An interesting development for the northern North Sea market was the introduction at Aberdeen in January of the new super-medium Airbus Helicopters H175. Belgian operator Noordzee Helikopters Vlaanderen won a Chevron contract to use two aircraft, replacing previous use of the 19-seaters. These 16-seaters, including the Leonardo AW189 with Bell Helicopter 525 to come, are seen as a potentially more economical alternative to the larger types. Bristow already uses AW189s in the southern North Sea supporting gas fields and has H175s on order.

Although the market for super-medium types has been slower than expected thanks to the downturn, feedback from operators has been largely positive. As the market returns we are likely to see them replacing some of the older, heavier types, especially when factoring in the eventual arrival of the Bell 525, which, at 9.1t, is the largest of the super-mediums.

The 35 H225s which were in the UK and Norwegian fleets prior to the grounding have been quickly replaced, with 13 S-92s transferred from other regions and a likely ­increase in utilisation of the existing fleet where required.

Undoubtedly, there was already overcapacity in the market prior to the grounding, as a result of cutbacks resulting from the lower oil price environment. The work of around 100 of the combined H225/S-92 fleet at the start of the year is now being met by just 79 aircraft, of which at least 59 operate multiple daily rotations.

So, with an estimated quarter of the S-92 fleet being used in back-up and ad hoc roles (20 aircraft), this means there is room for more utilisation and makes it much less certain that a return of the H225 into the North Sea sector will occur, or is necessary. It may make more sense that it returns in developing markets where its longer range can be better used.

Meanwhile, further turmoil has been caused by CHC’s Chapter 11 bankruptcy protection filing and subsequent fleet cuts. The operator has already rejected leases on over 70 of a planned initial 90-aircraft reduction from its fleet of 230. The rejected leases include 29 of its 39-strong H225 fleet, with aircraft removed from European, Brazilian and Australian operations.
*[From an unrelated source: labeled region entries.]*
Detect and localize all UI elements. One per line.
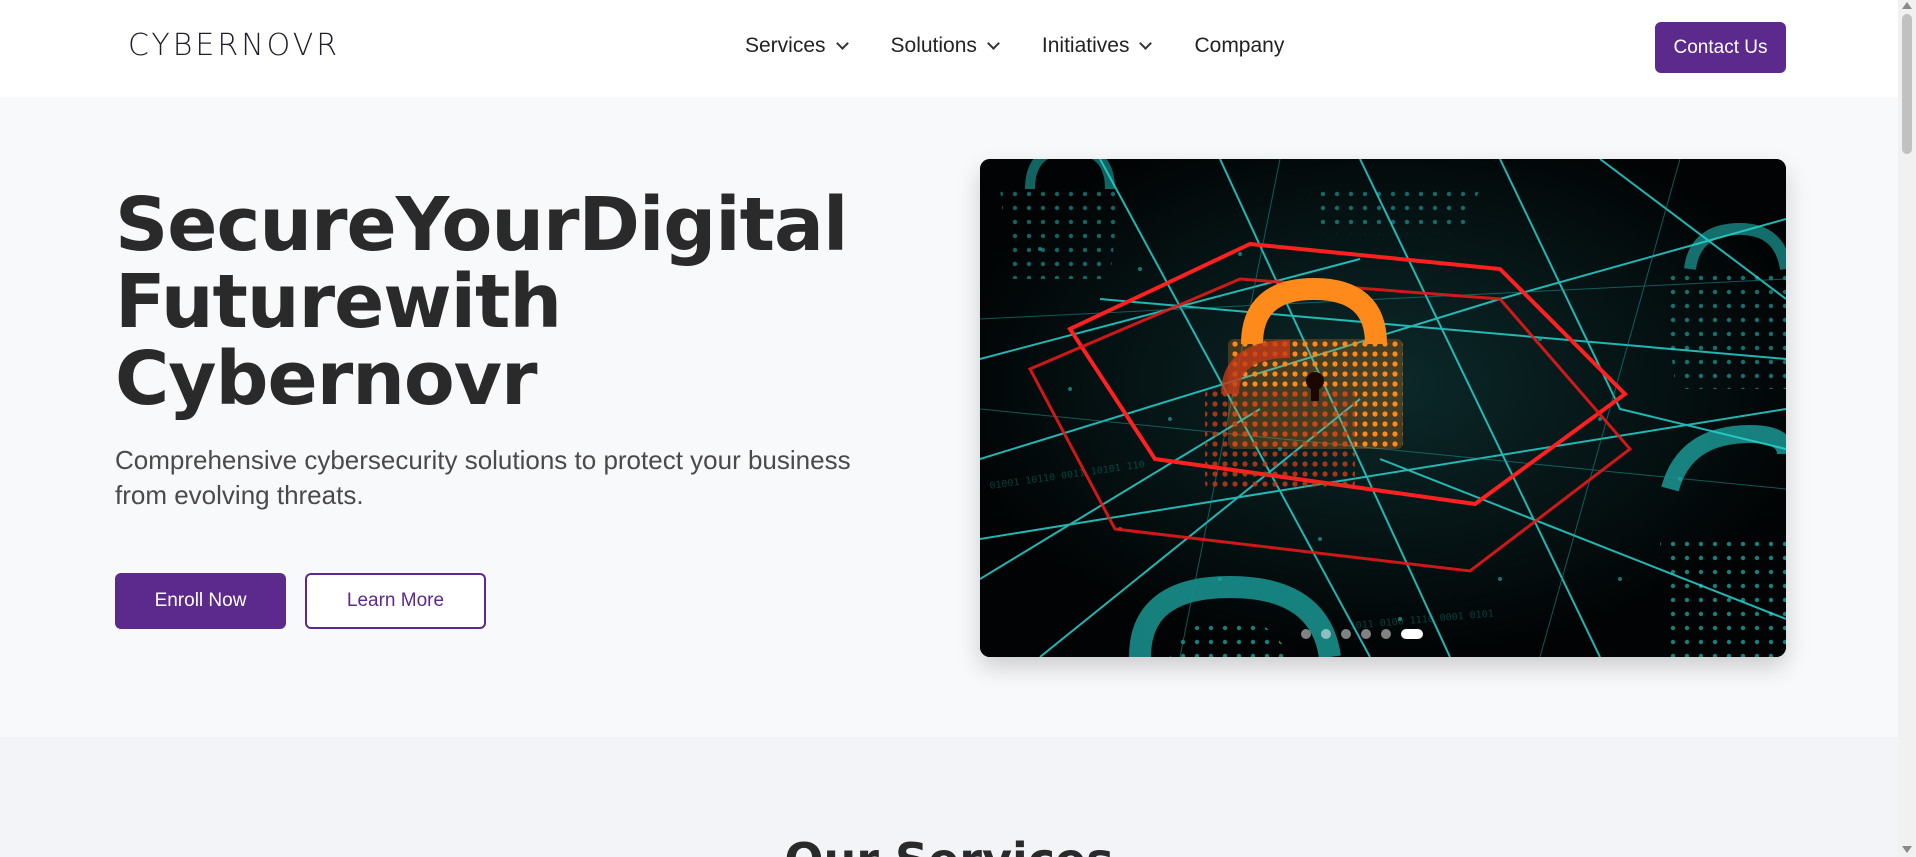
nav-label: Solutions bbox=[890, 34, 977, 57]
carousel-dot[interactable] bbox=[1301, 629, 1311, 639]
carousel-dot[interactable] bbox=[1341, 629, 1351, 639]
nav-label: Services bbox=[745, 34, 826, 57]
nav-item-company[interactable]: Company bbox=[1194, 34, 1284, 58]
enroll-now-button[interactable]: Enroll Now bbox=[115, 573, 286, 629]
carousel-dot[interactable] bbox=[1321, 629, 1331, 639]
learn-more-button[interactable]: Learn More bbox=[305, 573, 486, 629]
carousel-dot[interactable] bbox=[1381, 629, 1391, 639]
cybernovr-logo[interactable]: CYBERNOVR bbox=[128, 28, 368, 63]
hero-title-line: Futurewith bbox=[115, 259, 562, 345]
contact-us-button[interactable]: Contact Us bbox=[1655, 22, 1786, 73]
carousel-indicators bbox=[1301, 629, 1423, 639]
services-section: Our Services bbox=[0, 737, 1898, 857]
hero-subtitle: Comprehensive cybersecurity solutions to… bbox=[115, 445, 851, 510]
hero-title: SecureYourDigital Futurewith Cybernovr bbox=[115, 187, 935, 418]
chevron-down-icon bbox=[835, 37, 849, 50]
lock-icon bbox=[1310, 189, 1480, 234]
page: CYBERNOVR Services Solutions Initiatives… bbox=[0, 0, 1916, 857]
scroll-down-arrow-icon[interactable] bbox=[1902, 846, 1912, 853]
site-header: CYBERNOVR Services Solutions Initiatives… bbox=[0, 0, 1898, 97]
page-scrollbar[interactable] bbox=[1898, 0, 1916, 857]
nav-item-solutions[interactable]: Solutions bbox=[890, 34, 1000, 58]
main-nav: Services Solutions Initiatives Company bbox=[745, 34, 1328, 58]
hero-title-line: SecureYourDigital bbox=[115, 182, 848, 268]
nav-label: Company bbox=[1194, 34, 1285, 57]
nav-item-services[interactable]: Services bbox=[745, 34, 849, 58]
scroll-up-arrow-icon[interactable] bbox=[1902, 2, 1912, 9]
carousel-dot[interactable] bbox=[1361, 629, 1371, 639]
carousel-dot-active[interactable] bbox=[1401, 629, 1423, 639]
logo-text: CYBERNOVR bbox=[128, 28, 341, 63]
services-heading: Our Services bbox=[0, 833, 1898, 857]
chevron-down-icon bbox=[1139, 37, 1153, 50]
chevron-down-icon bbox=[987, 37, 1000, 50]
nav-item-initiatives[interactable]: Initiatives bbox=[1041, 34, 1153, 58]
hero-section: SecureYourDigital Futurewith Cybernovr C… bbox=[0, 97, 1898, 737]
scroll-thumb[interactable] bbox=[1902, 14, 1912, 154]
hero-image-carousel[interactable]: 01001 10110 0011 10101 110 1011 0100 111… bbox=[980, 159, 1786, 657]
hero-title-line: Cybernovr bbox=[115, 336, 537, 422]
cyber-lock-image: 01001 10110 0011 10101 110 1011 0100 111… bbox=[980, 159, 1786, 657]
nav-label: Initiatives bbox=[1041, 34, 1130, 57]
Others being rejected include medium AW139s, S-76s and a H155.

As a percentage of the overall offshore fleet the greatest effects are on the H225 and AS332, although it could be argued that the latter fleet was likely to reduce anyway, given the relative age of the helicopters.

At this stage, the short-term outlook remains extremely uncertain. Although the final shape of the slimmed-down CHC fleet is still unclear, Flight Ascend Consultancy’s view is that the eventual operation will total around 100 rotorcraft, rather than the 75 currently planned, and will largely be weighted towards the European and Asia-Pacific regions.

In addition, the balance of leased versus owned helicopters is likely to shift, with the former slimming to 35%, down from a little over 61% previously.

While CHC’s fleet cuts do not signal any immediate additional opportunities for its rivals, in future it will have less spare capacity with which to respond to new contract tenders.

There will also be some impact on the market for the aircraft themselves, with large percentages of certain offshore-configured fleets – particularly the H225 and AS332 – injected into the market over the next two years.

Of course, once the root cause of the current grounding is fully identified, Airbus Helicopters, working with EASA, first has to develop and certificate a solution, and then ensure that the market is comfortable with the aircraft again.